Спустя шесть недель (в сентябре 1929 года) Севастьян опять уехал из Англии и отсутствовал до января следующего года. Где он был, никто не знал. Шелдон полагал, что в Италии, «потому что любовники обыкновенно туда именно ездят»,
Непонятно, было ли у Севастьяна с Клэр какое-то решительное объяснение, или он, уезжая, оставил ей письмо. Она удалилась так же тихо, как и появилась. Переменила квартиру, которая была слишком близко от его. В один ненастный ноябрьский денек мисс Пратт повстречала ее в тумане: она возвращалась к себе из агентства по страхованию жизни, где нашла место. После этой встречи они довольно часто виделись, но имя Севастьяна упоминалось между ними редко. Через пять лет Клэр вышла замуж.

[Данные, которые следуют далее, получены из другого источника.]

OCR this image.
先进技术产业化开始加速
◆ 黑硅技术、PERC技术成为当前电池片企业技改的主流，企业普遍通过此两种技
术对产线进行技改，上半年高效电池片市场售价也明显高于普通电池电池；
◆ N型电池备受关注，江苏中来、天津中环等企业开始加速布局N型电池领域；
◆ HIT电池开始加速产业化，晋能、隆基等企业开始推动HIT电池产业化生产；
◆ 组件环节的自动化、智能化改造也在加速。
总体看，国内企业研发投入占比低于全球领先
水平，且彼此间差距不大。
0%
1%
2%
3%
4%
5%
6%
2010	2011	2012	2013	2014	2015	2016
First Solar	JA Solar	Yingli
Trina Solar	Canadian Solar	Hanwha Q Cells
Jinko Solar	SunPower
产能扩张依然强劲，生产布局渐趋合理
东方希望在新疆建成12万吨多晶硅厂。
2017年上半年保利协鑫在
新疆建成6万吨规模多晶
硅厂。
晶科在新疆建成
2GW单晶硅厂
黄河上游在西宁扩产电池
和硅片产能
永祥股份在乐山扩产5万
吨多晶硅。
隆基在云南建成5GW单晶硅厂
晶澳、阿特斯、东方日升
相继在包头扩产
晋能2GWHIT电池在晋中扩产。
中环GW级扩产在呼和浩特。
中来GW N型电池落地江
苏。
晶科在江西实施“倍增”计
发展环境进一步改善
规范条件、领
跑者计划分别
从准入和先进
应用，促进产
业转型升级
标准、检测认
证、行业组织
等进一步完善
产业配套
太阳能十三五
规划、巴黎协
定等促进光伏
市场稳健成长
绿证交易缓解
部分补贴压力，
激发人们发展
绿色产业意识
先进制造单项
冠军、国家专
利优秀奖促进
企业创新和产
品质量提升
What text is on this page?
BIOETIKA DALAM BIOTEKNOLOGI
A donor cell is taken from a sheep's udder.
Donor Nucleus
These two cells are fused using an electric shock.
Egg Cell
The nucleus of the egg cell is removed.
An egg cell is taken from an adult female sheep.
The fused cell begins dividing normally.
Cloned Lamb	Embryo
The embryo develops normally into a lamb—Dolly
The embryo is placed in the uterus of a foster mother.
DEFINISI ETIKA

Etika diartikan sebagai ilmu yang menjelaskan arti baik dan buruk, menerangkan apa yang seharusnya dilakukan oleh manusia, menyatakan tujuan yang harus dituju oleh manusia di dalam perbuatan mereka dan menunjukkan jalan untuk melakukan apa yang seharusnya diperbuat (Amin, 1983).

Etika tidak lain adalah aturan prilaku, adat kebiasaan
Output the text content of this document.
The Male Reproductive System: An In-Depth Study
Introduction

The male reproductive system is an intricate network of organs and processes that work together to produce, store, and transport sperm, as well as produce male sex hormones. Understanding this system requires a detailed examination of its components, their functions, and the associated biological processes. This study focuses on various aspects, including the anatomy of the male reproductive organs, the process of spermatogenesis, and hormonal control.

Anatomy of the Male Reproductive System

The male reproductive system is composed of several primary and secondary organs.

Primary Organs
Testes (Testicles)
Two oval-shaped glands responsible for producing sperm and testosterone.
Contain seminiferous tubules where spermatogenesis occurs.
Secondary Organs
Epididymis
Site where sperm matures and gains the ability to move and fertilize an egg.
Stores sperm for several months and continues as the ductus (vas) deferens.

Книга «Забытые вещи», которую Севастьян начал писать около этого времени, – как бы привал в его первопроходных литературных странствиях, нужный для того, чтобы подвести какие-то итоги, произвести имущественный и подушный подсчет потерянного в пути, установить ориентиры, когда в темноте с тенькающим звуком пасутся расседланные лошади, поблескивает костер, над головой звезды. Там есть одна короткая глава об авиационной катастрофе – погиб и авиатор, и все пассажиры кроме одного; единственный уцелевший, пожилой англичанин, сидел на камне на некотором расстоянии от аварии, когда его там нашел фермер. Он сидел пригорюнившись, сгорбясь, явно страдая. «Вы сильно ранены?» – спросил фермер. «Нет, – отвечал англичанин. – Зуб болит. Всю дорогу мучился». Нашли с полдюжины разбросанных по всему полю писем – все, что осталось от мешка с авиапочтой. Тут было два деловых письма большой важности для посылавшего; третье было адресовано женщине, но начиналось так: «Дорогой г. Мортимер, в ответ на Вашу повестку от 6-го сего месяца…» – и касалось размещения биржевого заказа; четвертое было поздравительным с днем рождения; пятое – письмо шпиона, стальной секрет которого был запрятан в стоге сена пустой болтовни; а последний конверт был надписан для отправки в маклерскую фирму, но по ошибке в него было положено любовное письмо. «Будет больно, бедная моя, любимая моя. Нашему пикнику конец; темная дорога ухабиста, и младшего из детей в автомобиле вот-вот вырвет. Пошлый дурак сказал бы тебе: наберись мужества. Но ведь что бы я ни сказал тебе в подмогу или в утешение, все равно выйдет молочный пудинг – ты знаешь, о чем я. Ты всегда знала, о чем я. Жизнь с тобою была любованьем – это я об иволгах, о повиликах, о веленевой бумаге, об этом нежно-розовом „в“ в середине, о том, как твой язык складывался в продольное, долгое „л“. Наша жизнь с тобой была аллитерацией, и когда я думаю о всех тех мелочах, которые теперь умрут, потому что не могут больше принадлежать нам обоим, мне кажется, будто мы и сами умерли. И как знать, может быть, так оно и есть. Ведь чем больше росло наше счастье, тем расплывчатей делались его края, словно очертания его таяли, а теперь оно и вовсе рассеялось. Я не перестал тебя любить; но что-то во мне омертвело, и вот не могу разглядеть тебя в тумане…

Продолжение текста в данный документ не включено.